ランドルフは華やかな装飾が眩しいその建物の中には入らず、赤茶色の塀に沿うようにして歩いていく。
そうして、小さな休憩所のような場所まで来ると足を止めた。
「ここだ」
ランドルフがそう呟いた瞬間、クローディアは思わず目を瞬かせた。
赤茶色のレンガの塀。そのすぐ傍にある柔らかな緑色の木々。ささやかな植え込み。その反対側には白い闘技場の壁がそびえ立ち、見上げれば青空が覗いている。足元は明るい灰色のタイルが規則正しく並び、奥の方には小さな木のベンチがひとつ置いてあった。
(私、この場所、知ってる……)
春の風がふわりとクローディアの髪をなびかせ、空高く吹き抜けていく。
そう、「あの日」もこんな青空の下で、柔らかな風が吹いていた。クローディアの頭の中に、遠い日の記憶が一気に甦ってくる。
(ここは、確か……)
――クローディア八歳、まだまだ幼かった頃。
騎士たちが腕を競うという武闘会を観戦するため、クローディアは家族と一緒に闘技場を訪れていた。騎士たちの戦いが一番よく見えて、なおかつ安全な王族専用の席に座り、試合を観戦する。
けれど、その試合は決して面白いものではなかった。
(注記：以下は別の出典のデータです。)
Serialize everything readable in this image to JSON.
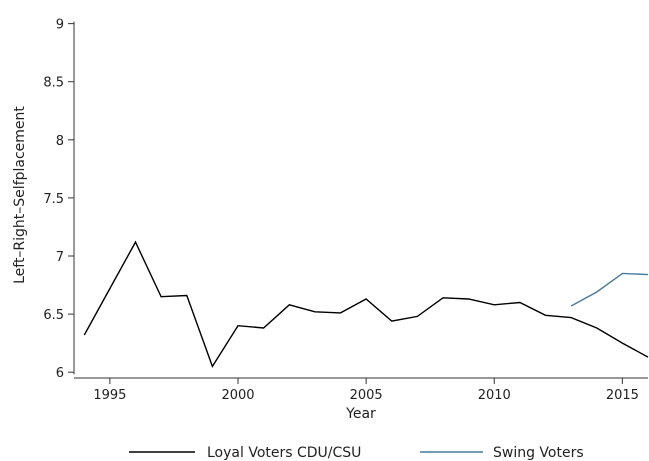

クローディアはぷくっと頬を膨らませて不機嫌な顔になる。
試合をしている騎士は炎や水の魔法を華麗に操り、得意気な顔をしながら戦っている。
魔法と魔法がぶつかり合う激しい音。
大袈裟に飛び散る火花。
魔力のないクローディアにとって、それはとても不快なものだった。
こんなの騎士なんかじゃない。魔術師の戦い方だ。
だから、本物の騎士の戦い方をする青年が現れた時――クローディアは目を見開いた。